The overused claim that religion has no place in sport is similar to the convenient line that politics has no place in sports, which was often cited to criminalize solidarity with Palestine only for the same apolitical people to change the rule when Ukraine became a victim of the very evil that Palestinians have been suffering in the hands of Israel across the past half a century. Israel was neither banished from Western society nor denied access to Western-led inventions, associations, and events designed for exchanges of ideas and cultures.
When, as Sevilla’s player in 2009, Freddy Kanouté revealed a shirt bearing a message of support to Palestine after scoring against Deportivo La Coruña, he was handed a €3,000 fine by the Spanish Competition Committee for his politics, his activism. It took the invasion of a country in which “European people with blue eyes and blonde hair” are “being killed,” as a guest analyst on BBC said when Russia invalided Ukraine, before those who vilified Kanoute became guilty of a transgression for which they once fined him. The entire football stadia and clubs in Europe and beyond, including live-streamed matches, have now been branded with words of support for Ukraine. And yet the murderers and destroyers of Palestinians walk freely across the West.
Gueye’s inability to access the right granted Stanciu and Nedelcearu—one of non-participation in a cause—is a mere systemic undermining of his two identities. He’s Muslim and black African. He has the absolute right to forego any virtue-signaling fad like his Romanian counterparts. Having him forced to promote a practice that contradicts his belief undermines his right too. He’s not rebelling here, he’s tolerating. He merely opted out of becoming a salesman of the LGBTQ+ culture, not de-marketing it.

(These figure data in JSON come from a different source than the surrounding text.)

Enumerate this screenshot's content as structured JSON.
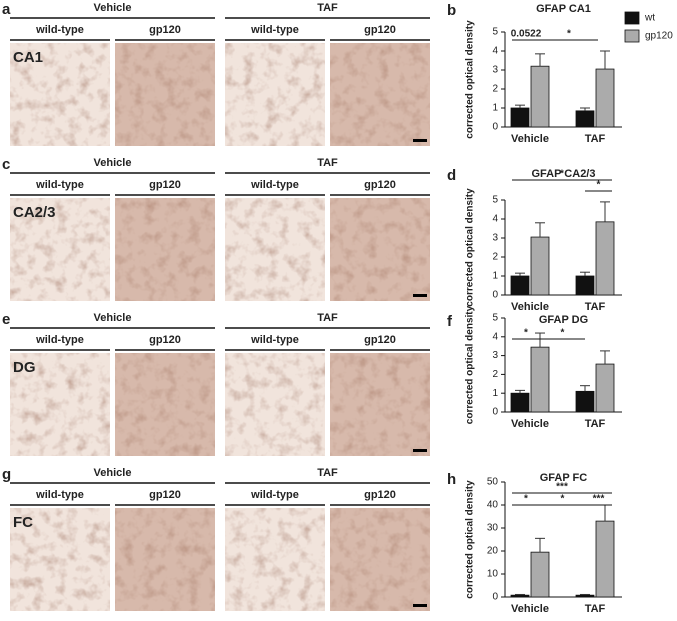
{
  "panels": [
    {
      "letter": "a",
      "groups": [
        "Vehicle",
        "TAF"
      ],
      "genotypes": [
        "wild-type",
        "gp120",
        "wild-type",
        "gp120"
      ],
      "region": "CA1"
    },
    {
      "letter": "c",
      "groups": [
        "Vehicle",
        "TAF"
      ],
      "genotypes": [
        "wild-type",
        "gp120",
        "wild-type",
        "gp120"
      ],
      "region": "CA2/3"
    },
    {
      "letter": "e",
      "groups": [
        "Vehicle",
        "TAF"
      ],
      "genotypes": [
        "wild-type",
        "gp120",
        "wild-type",
        "gp120"
      ],
      "region": "DG"
    },
    {
      "letter": "g",
      "groups": [
        "Vehicle",
        "TAF"
      ],
      "genotypes": [
        "wild-type",
        "gp120",
        "wild-type",
        "gp120"
      ],
      "region": "FC"
    }
  ],
  "chart_data": [
    {
      "type": "bar",
      "letter": "b",
      "title": "GFAP CA1",
      "y_label": "corrected optical density",
      "categories": [
        "Vehicle",
        "TAF"
      ],
      "series": [
        {
          "name": "wt",
          "color": "#111111",
          "values": [
            1.0,
            0.85
          ],
          "errors": [
            0.15,
            0.15
          ]
        },
        {
          "name": "gp120",
          "color": "#ababab",
          "values": [
            3.2,
            3.05
          ],
          "errors": [
            0.65,
            0.95
          ]
        }
      ],
      "ylim": [
        0,
        5
      ],
      "yticks": [
        0,
        1,
        2,
        3,
        4,
        5
      ],
      "annotations": [
        "0.0522",
        "*"
      ]
    },
    {
      "type": "bar",
      "letter": "d",
      "title": "GFAP CA2/3",
      "y_label": "corrected optical density",
      "categories": [
        "Vehicle",
        "TAF"
      ],
      "series": [
        {
          "color": "#111111",
          "values": [
            1.0,
            1.0
          ],
          "errors": [
            0.15,
            0.2
          ]
        },
        {
          "color": "#ababab",
          "values": [
            3.05,
            3.85
          ],
          "errors": [
            0.75,
            1.05
          ]
        }
      ],
      "ylim": [
        0,
        5
      ],
      "yticks": [
        0,
        1,
        2,
        3,
        4,
        5
      ],
      "annotations": [
        "*",
        "*"
      ]
    },
    {
      "type": "bar",
      "letter": "f",
      "title": "GFAP DG",
      "y_label": "corrected optical density",
      "categories": [
        "Vehicle",
        "TAF"
      ],
      "series": [
        {
          "color": "#111111",
          "values": [
            1.0,
            1.1
          ],
          "errors": [
            0.15,
            0.3
          ]
        },
        {
          "color": "#ababab",
          "values": [
            3.45,
            2.55
          ],
          "errors": [
            0.75,
            0.7
          ]
        }
      ],
      "ylim": [
        0,
        5
      ],
      "yticks": [
        0,
        1,
        2,
        3,
        4,
        5
      ],
      "annotations": [
        "*",
        "*"
      ]
    },
    {
      "type": "bar",
      "letter": "h",
      "title": "GFAP FC",
      "y_label": "corrected optical density",
      "categories": [
        "Vehicle",
        "TAF"
      ],
      "series": [
        {
          "color": "#111111",
          "values": [
            0.8,
            0.8
          ],
          "errors": [
            0.3,
            0.3
          ]
        },
        {
          "color": "#ababab",
          "values": [
            19.5,
            33
          ],
          "errors": [
            6,
            7
          ]
        }
      ],
      "ylim": [
        0,
        50
      ],
      "yticks": [
        0,
        10,
        20,
        30,
        40,
        50
      ],
      "annotations": [
        "*",
        "***",
        "*",
        "***"
      ]
    }
  ]
}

What confuses me, even more, is why his decision alarms a country that’s stood by its decision to ban the wearing of headscarves and hijab, which are obligatory for women in Gueye’s religion. But we function in global hypocrisy that applauds the marginalization of these Muslim women by the very characters upset by Gueye’s faith-based decision to choose the ideas to market or pass up.
So, what happens when, for instance, a European footballer and devout atheist in a Middle Eastern country is asked to wear a branded jersey that promotes, glamorizes, or legitimizes polygamy—an essential practice there that’s illegal in the athlete’s home country and anywhere in the West but a millennia-old norm in other cultures?

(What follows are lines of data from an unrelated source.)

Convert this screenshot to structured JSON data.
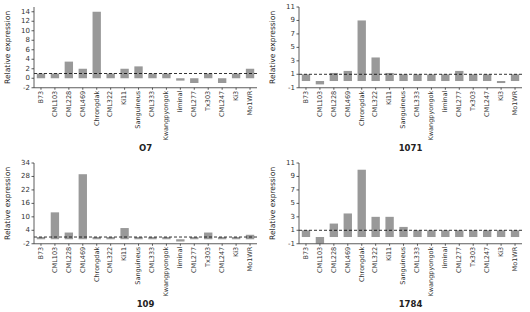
{
  "chart_data": [
    {
      "type": "bar",
      "xlabel": "O7",
      "ylabel": "Relative expression",
      "categories": [
        "B73",
        "CML103",
        "CML228",
        "CML469",
        "Chrongdak",
        "CML322",
        "Ki11",
        "Sanguineus",
        "CML333",
        "Kwangpyongok",
        "Iiminal",
        "CML277",
        "Tx303",
        "CML247",
        "Ki3",
        "Mo1WR"
      ],
      "values": [
        1.0,
        1.0,
        3.5,
        2.0,
        14.0,
        1.0,
        2.0,
        2.5,
        1.0,
        1.0,
        -0.5,
        -1.0,
        1.0,
        -1.0,
        1.0,
        2.0
      ],
      "color": "#999999",
      "reference_line": 1,
      "ylim": [
        -2,
        15
      ],
      "yticks": [
        -2,
        0,
        2,
        4,
        6,
        8,
        10,
        12,
        14
      ],
      "grid": false
    },
    {
      "type": "bar",
      "xlabel": "1071",
      "ylabel": "Relative expression",
      "categories": [
        "B73",
        "CML103",
        "CML228",
        "CML469",
        "Chrongdak",
        "CML322",
        "Ki11",
        "Sanguineus",
        "CML333",
        "Kwangpyongok",
        "Iiminal",
        "CML277",
        "Tx303",
        "CML247",
        "Ki3",
        "Mo1WR"
      ],
      "values": [
        1.0,
        -0.5,
        1.2,
        1.5,
        9.0,
        3.5,
        1.2,
        1.0,
        1.0,
        1.0,
        1.0,
        1.5,
        1.0,
        1.0,
        -0.3,
        1.0
      ],
      "color": "#999999",
      "reference_line": 1,
      "ylim": [
        -1,
        11
      ],
      "yticks": [
        -1,
        1,
        3,
        5,
        7,
        9,
        11
      ],
      "grid": false
    },
    {
      "type": "bar",
      "xlabel": "109",
      "ylabel": "Relative expression",
      "categories": [
        "B73",
        "CML103",
        "CML228",
        "CML469",
        "Chrongdak",
        "CML322",
        "Ki11",
        "Sanguineus",
        "CML333",
        "Kwangpyongok",
        "Iiminal",
        "CML277",
        "Tx303",
        "CML247",
        "Ki3",
        "Mo1WR"
      ],
      "values": [
        1.0,
        12.0,
        3.0,
        29.0,
        1.0,
        1.0,
        5.0,
        1.0,
        1.0,
        1.0,
        -1.0,
        1.0,
        3.0,
        1.0,
        1.0,
        2.0
      ],
      "color": "#999999",
      "reference_line": 1,
      "ylim": [
        -2,
        34
      ],
      "yticks": [
        -2,
        4,
        10,
        16,
        22,
        28,
        34
      ],
      "grid": false
    },
    {
      "type": "bar",
      "xlabel": "1784",
      "ylabel": "Relative expression",
      "categories": [
        "B73",
        "CML103",
        "CML228",
        "CML469",
        "Chrongdak",
        "CML322",
        "Ki11",
        "Sanguineus",
        "CML333",
        "Kwangpyongok",
        "Iiminal",
        "CML277",
        "Tx303",
        "CML247",
        "Ki3",
        "Mo1WR"
      ],
      "values": [
        1.0,
        -1.0,
        2.0,
        3.5,
        10.0,
        3.0,
        3.0,
        1.5,
        1.0,
        1.0,
        1.0,
        1.0,
        1.0,
        1.0,
        1.0,
        1.0
      ],
      "color": "#999999",
      "reference_line": 1,
      "ylim": [
        -1,
        11
      ],
      "yticks": [
        -1,
        1,
        3,
        5,
        7,
        9,
        11
      ],
      "grid": false
    }
  ]
}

It’s also disingenuous to describe Gueye’s action as homophobia. His non-participation in wearing an LGBTQ+ jersey is being called so such by those who didn’t accuse Stanciu and Nedelcearu of racism for boycotting the anti-racism campaign. The fact, also, that a Muslim takes a stance against something that isn’t in congruence with their religious belief shouldn’t call for scrutiny of their other transgressions. I’ve seen Gueye being called out for things unrelated to this trending non-issue.

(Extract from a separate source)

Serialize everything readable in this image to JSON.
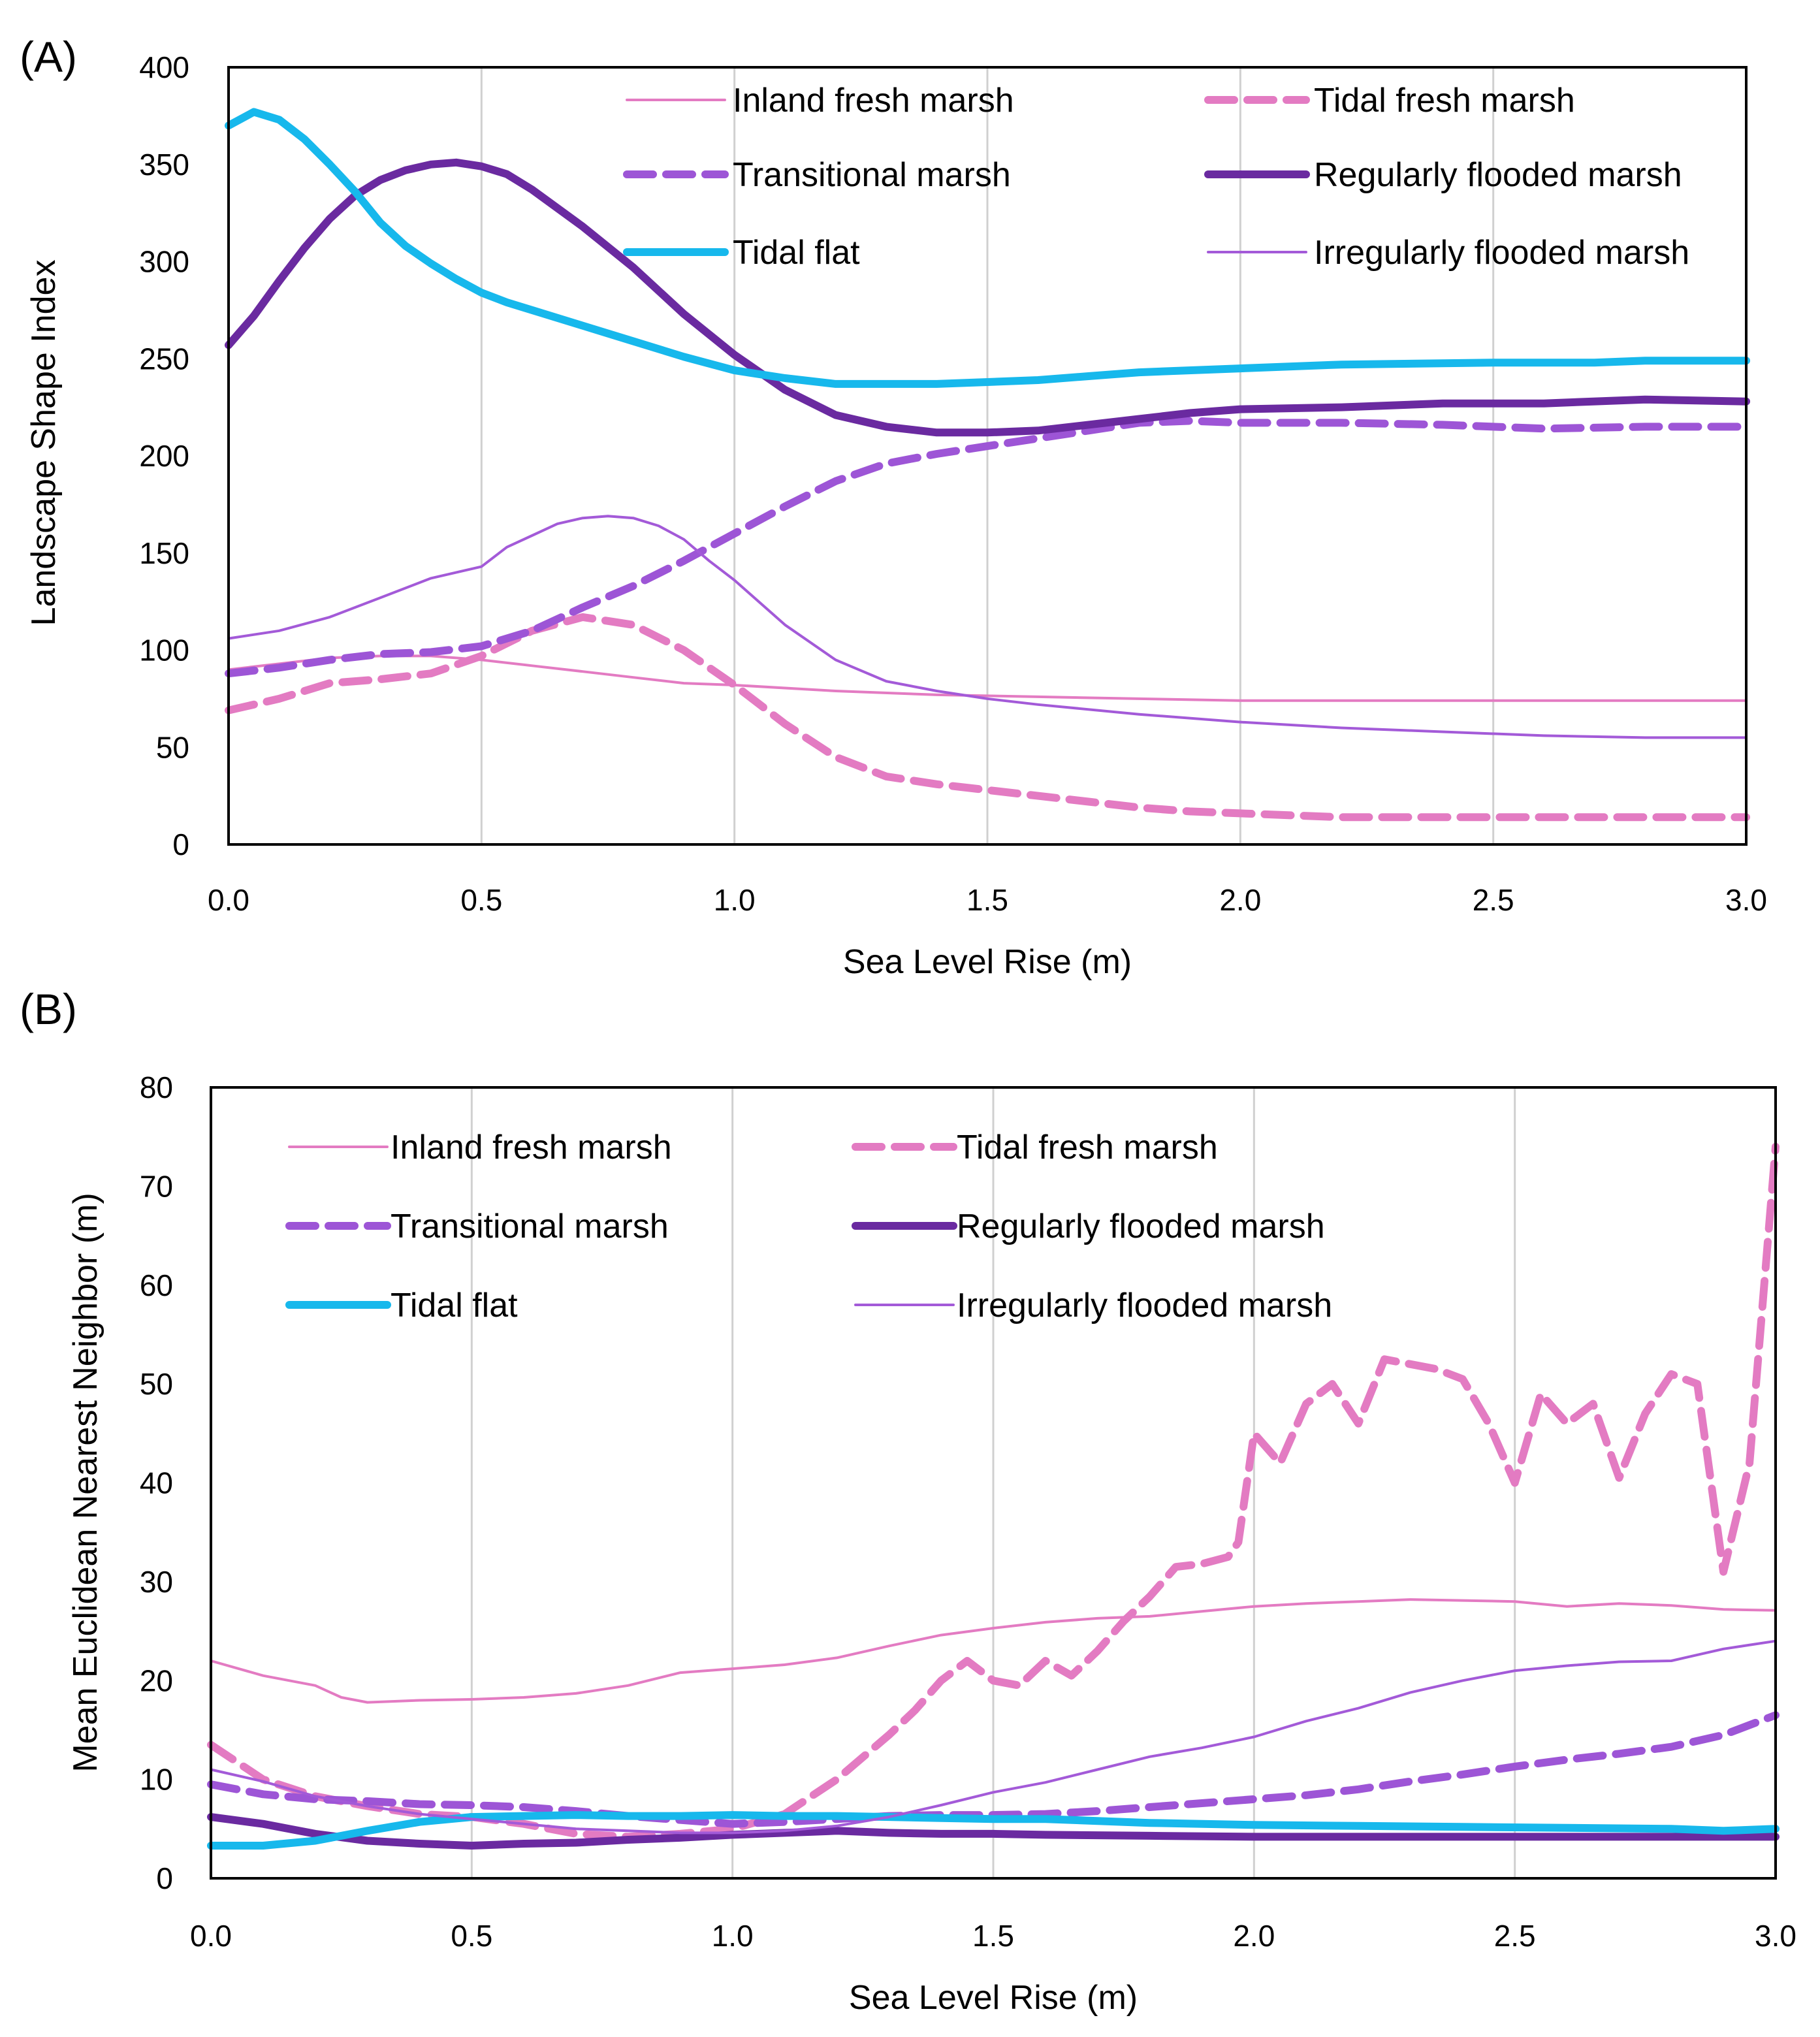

Gueye is a footballer from Senegal, and before you ask him to go back to his country, take note that he’s not drawn to Paris by accident. He’s there because the leaders of that country interfered with the development trajectory of his country, and exploited their resources, human and material, to have them assimilated to valorize French culture. France is a multicultural country in fatal denial.